John Scalzi, in another of his reader-suggested articles, discusses the ways and means of escaping from poverty:
The second anecdote involves my wife — who to be sure is not in poverty, but bear with me. When Krissy and I met, she had her high school diploma and that was it. Anyone who knows me knows I think my wife is smarter, more sensible and better organized than I am, because she is — I have met very few people who are as flat-out competent as my wife. But because she had only a high school diploma, she was locked into a series of jobs that were, to put it mildly, wildly below her abilities, and wildly below what should have been earning. It didn't matter that she was clearly capable enough and intelligent enough for other jobs; those jobs weren't open to her because employers listed a college diploma as a criterion. Fortunately, her current employer recognized her brains and paid for her to complete her college education, so they could put her in a job that required a BA. Now she has a quite nice job with a perfectly good salary. What has changed about Krissy? Not her intelligence, her competence or her abilities. What's changed is now she has a piece of parchment that says "bachelor of arts" on it.
It sucks that by and large smart, capable people are locked out of good jobs because some HR dweeb has decided to use a college degree as a filtering device. In perfect world this wouldn't be done. This is not that world. Getting a college degree does not assure one will lift out of poverty — I know lots of starving post-grads — but does mean one's options are much wider. Poverty in the United States is very often about a lack of options, and a lack of good choices. Giving one's self the ability to have more options in one's life matters. Beyond the simple fact of the college degree, the process of education can offer other useful things — placement services, access to internships, the implicit task and time management training that comes from attending classes on a schedule, etc — all of which will come in handy in the real world. But at the end of the day it's really simple. Education provides options.
Excellent advice, and remarkably close to what we've been telling Victor: a university degree isn't a guarantee of wealth, but the lack of one is a big handicap to overcome.
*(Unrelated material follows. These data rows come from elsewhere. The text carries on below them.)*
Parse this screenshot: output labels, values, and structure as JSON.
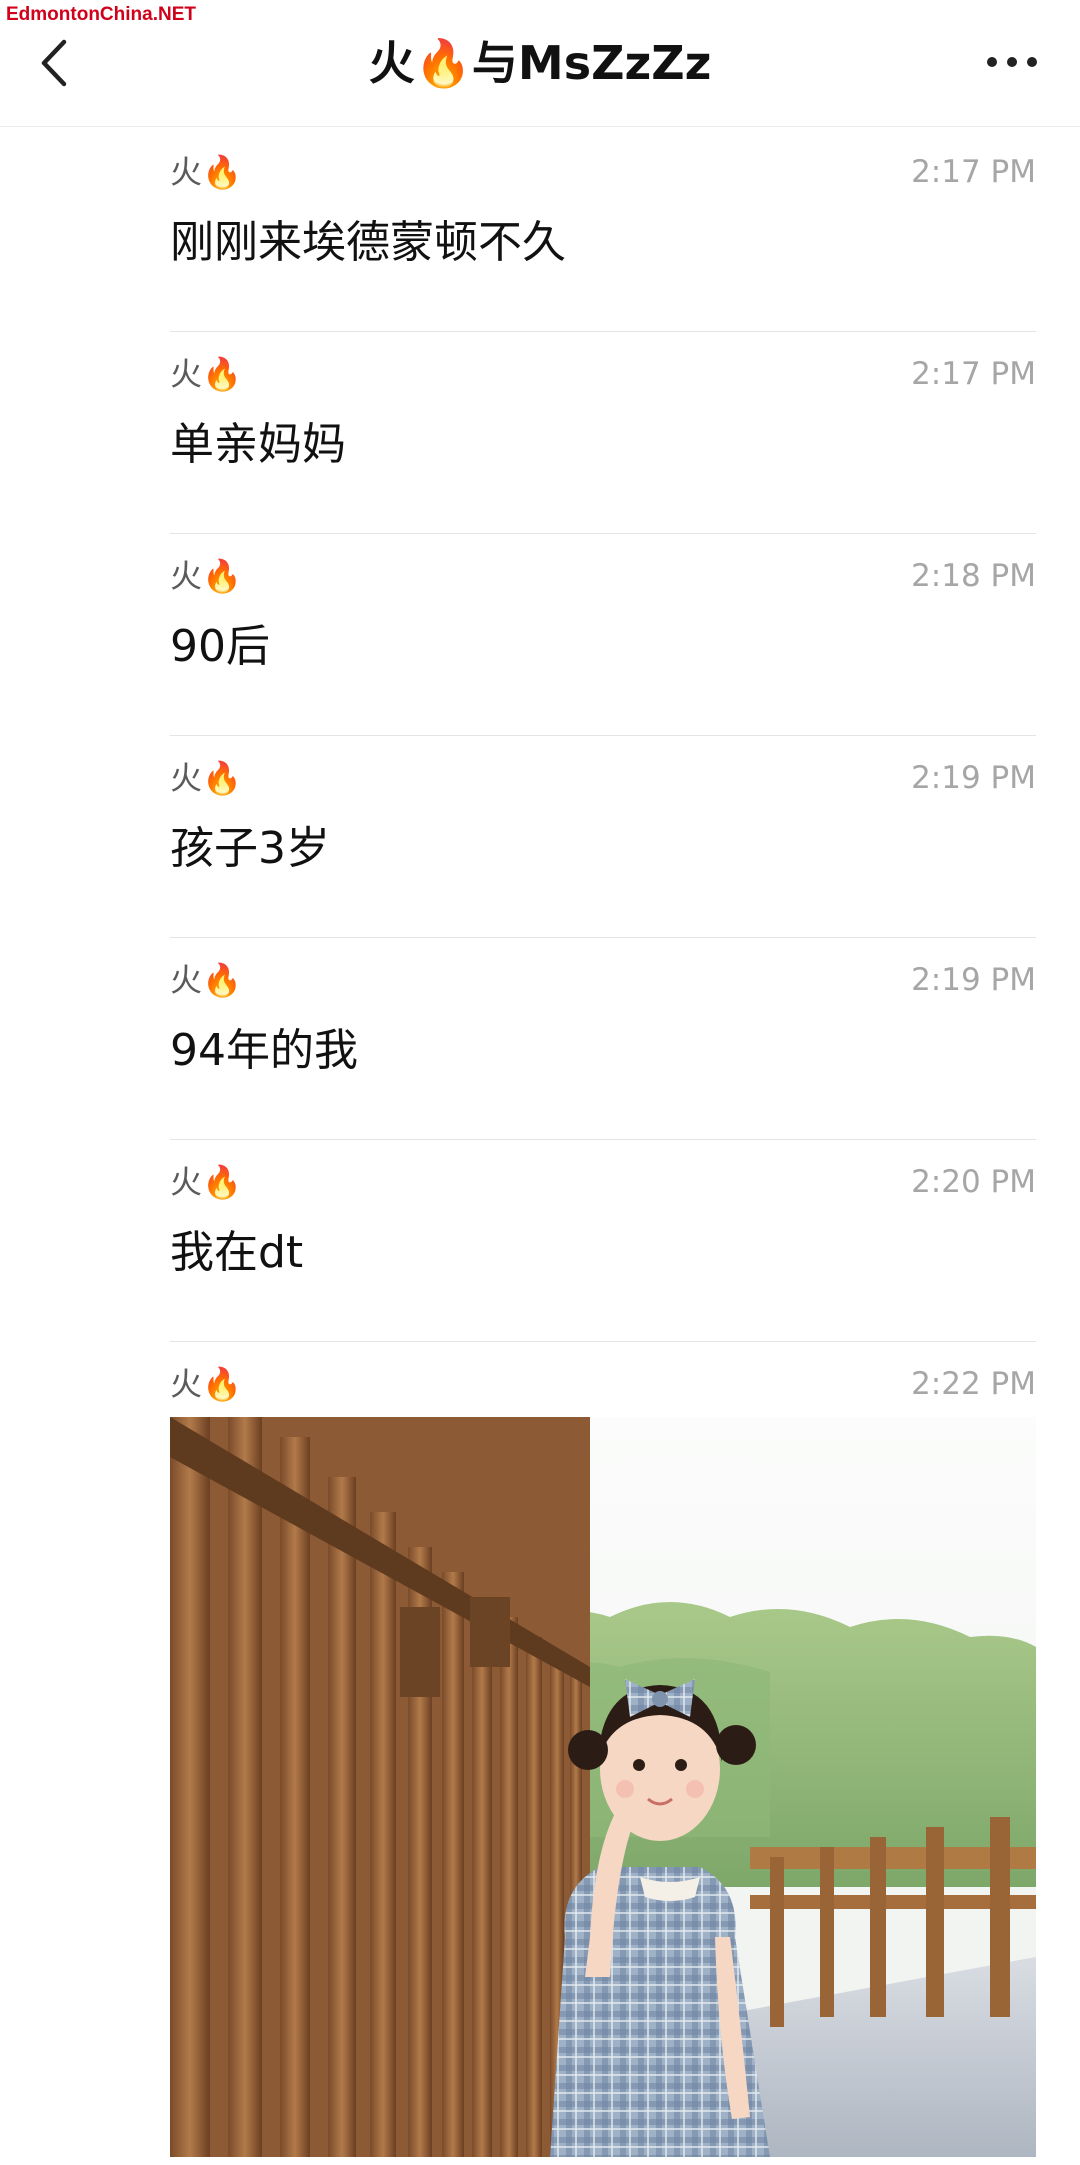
{
  "watermark": "EdmontonChina.NET",
  "header": {
    "title": "火🔥与MsZzZz",
    "back_icon": "chevron-left-icon",
    "more_icon": "more-horizontal-icon"
  },
  "messages": [
    {
      "sender": "火🔥",
      "time": "2:17 PM",
      "text": "刚刚来埃德蒙顿不久"
    },
    {
      "sender": "火🔥",
      "time": "2:17 PM",
      "text": "单亲妈妈"
    },
    {
      "sender": "火🔥",
      "time": "2:18 PM",
      "text": "90后"
    },
    {
      "sender": "火🔥",
      "time": "2:19 PM",
      "text": "孩子3岁"
    },
    {
      "sender": "火🔥",
      "time": "2:19 PM",
      "text": "94年的我"
    },
    {
      "sender": "火🔥",
      "time": "2:20 PM",
      "text": "我在dt"
    },
    {
      "sender": "火🔥",
      "time": "2:22 PM",
      "text": "",
      "image": "photo-of-child-on-wooden-bridge"
    }
  ]
}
Nowadays, with so many companies doing their recruiting on the web, if you don't have a degree, your application never even makes it to a living human being. The kinder ones at least let you know that you don't meet their requirements, but others just silently send your application to /dev/null. They get enough applicants who do meet their initial criteria that they don't even worry about those that don't. They don't have time or resources to do additional intelligent filtering on applicants who might otherwise be suitable, but who don't have a degree.